Cool 2×2 on organizational culture

While tutoring some very smart undergraduates, I bumped into  very nice 2×2 model that I haven’t seen for years.  Deal & Kennedy’s model is used primarily to explain corporate culture.  It also correlates nicely with two factor personality theory – so it’s pretty useful for helping people understand their preferences for various workplaces.  It’s easy to use and remember and what’s more reading political commentary, I had an insight about competency frameworks that is quite useful.

Get drawing!

Grab a pen.  WordPress is not up for 2×2 tables.  Across the page put feedback (slow on the left and fast on the right), and down the page put risk(high at the top and low at the bottom).

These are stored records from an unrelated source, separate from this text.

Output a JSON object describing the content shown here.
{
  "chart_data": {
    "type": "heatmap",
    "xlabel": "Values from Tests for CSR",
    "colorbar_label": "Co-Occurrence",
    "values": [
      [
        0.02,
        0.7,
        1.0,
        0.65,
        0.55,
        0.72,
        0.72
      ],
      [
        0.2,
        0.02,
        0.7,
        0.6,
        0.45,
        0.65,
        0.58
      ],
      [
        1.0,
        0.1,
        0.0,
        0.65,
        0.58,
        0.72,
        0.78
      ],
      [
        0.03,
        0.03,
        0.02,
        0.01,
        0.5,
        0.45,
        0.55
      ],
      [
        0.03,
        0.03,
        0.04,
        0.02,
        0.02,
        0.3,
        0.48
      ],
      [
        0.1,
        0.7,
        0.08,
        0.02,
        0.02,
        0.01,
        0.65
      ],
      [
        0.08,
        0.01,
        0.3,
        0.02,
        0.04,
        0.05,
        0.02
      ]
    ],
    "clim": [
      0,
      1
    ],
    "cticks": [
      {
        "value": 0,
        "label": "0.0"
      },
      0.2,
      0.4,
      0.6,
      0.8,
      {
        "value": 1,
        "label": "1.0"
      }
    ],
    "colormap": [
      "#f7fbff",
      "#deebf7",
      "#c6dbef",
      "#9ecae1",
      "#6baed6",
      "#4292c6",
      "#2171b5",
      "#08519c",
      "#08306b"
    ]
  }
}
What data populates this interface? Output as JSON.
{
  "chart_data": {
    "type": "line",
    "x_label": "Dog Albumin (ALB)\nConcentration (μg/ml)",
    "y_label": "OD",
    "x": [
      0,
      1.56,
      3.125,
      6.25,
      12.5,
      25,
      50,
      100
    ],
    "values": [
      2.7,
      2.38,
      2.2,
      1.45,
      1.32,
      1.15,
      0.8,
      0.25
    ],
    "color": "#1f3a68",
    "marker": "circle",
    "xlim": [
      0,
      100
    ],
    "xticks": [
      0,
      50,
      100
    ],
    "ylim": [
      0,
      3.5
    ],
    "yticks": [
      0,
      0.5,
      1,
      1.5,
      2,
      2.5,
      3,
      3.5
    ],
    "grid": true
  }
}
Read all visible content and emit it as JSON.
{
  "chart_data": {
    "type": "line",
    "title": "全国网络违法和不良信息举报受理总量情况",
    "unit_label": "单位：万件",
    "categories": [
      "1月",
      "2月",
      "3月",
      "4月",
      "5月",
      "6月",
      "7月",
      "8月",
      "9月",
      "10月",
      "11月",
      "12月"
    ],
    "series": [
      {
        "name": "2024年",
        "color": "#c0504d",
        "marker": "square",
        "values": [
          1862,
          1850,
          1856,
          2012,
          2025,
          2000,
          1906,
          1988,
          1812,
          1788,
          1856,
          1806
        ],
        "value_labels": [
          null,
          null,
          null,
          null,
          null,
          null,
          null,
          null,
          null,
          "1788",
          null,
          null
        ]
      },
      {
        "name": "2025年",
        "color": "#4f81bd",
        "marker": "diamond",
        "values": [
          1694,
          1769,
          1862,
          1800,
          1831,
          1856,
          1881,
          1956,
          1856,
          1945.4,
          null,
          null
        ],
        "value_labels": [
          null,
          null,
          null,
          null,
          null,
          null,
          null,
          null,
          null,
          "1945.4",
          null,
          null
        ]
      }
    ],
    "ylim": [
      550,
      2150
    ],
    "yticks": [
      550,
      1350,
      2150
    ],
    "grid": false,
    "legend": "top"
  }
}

Live or die in the next 20 minutes!

Top left is the fast-feedback high risk quadrant.  This is the world of surgeons, American police, City traders.  Everything happens quickly, and losses and gains can be dramatic.  This is the world of extraverted, neurotics – loud, quick, aggressive and dramatic.  Game of choice: squash! A one-one-one tussle with points scored in a fast and furious contest.

Fast but not furious

Bottom left is slow-feedback low risk quadrant.  This is the world of the factory, the retail bank and even the supermarket cashier.  Good or bad, feedback is quick but no one event is of great consequence.  This is still the world of the extravert.  Sociable people are at a premium provided they are amiable and easily content.  Indeed, they wouldn’t know what to do with aggression.  Game of choice: soccer.  Great teamwork that goes on for an hour-and-a-half with only one or two goals.

Leave it with me

Bottom right is slow-feedback low risk quadrant.  This is the world of very low skilled or very high skilled.  The work is deceptively simple.  Take an accountant.   A piece of paper is processed and there is no sense of the world changing.   A better example is a lawyer who writes your will.  You rely entirely on it being correct when it is inspected many, many years later by other lawyers.   The essence of this work is this long delay and ability to do fine work with no feedback.  This is the world of stable, unemotional introverts.  Game of choice : jogging.  One foot after another!

He’s my brother, he ain’t heavy

Top right is slow-feedback high risk quadrant.  This is the world of civil engineers putting up buildings  which will only show that nasty shortcut many years later.  It is also the world of educators – all those hours put in to person who may or may not make good.  This is the world of neurotic introverts.  A mark of people in this quadrant is other people take them to be a fool and abuse their good will.  They are also prone to feeling disappointed with the world.  Game of choice: golf.  You can lose it all on the last hole.

So what is my observation for leadership competencies?

Generally, the most obvious leader is someone who is extraverted and unanxious.  Leaders like quick feedback and are neither too prone to hi risk (likely to be quick tempered) or too prone to lo risk (too amiable and unable to hold the line).

Listening to the commentary on political candidates, I suspect that this rule-of-thumb holds in the lower levels of leadership (Lieutenant to Colonel).  At higher levels, the willingness to reserve judgement and wait to see how events unfold might also be important.

Any thoughts?  What is your preferred culture?

UPDATE:  Anyone from any quadrant can lead and be a good politician. Generally though, we will be happy in our basic trade depending on its match with our personality.    We will also learn to use all quadrants with practice, though under pressure, we are likely to revert to our preferred choice.

Knowing your preferences helps you understand why you dislike some tasks and how you can recraft them to make them more comfortable. It also helps you understand other people’s styles.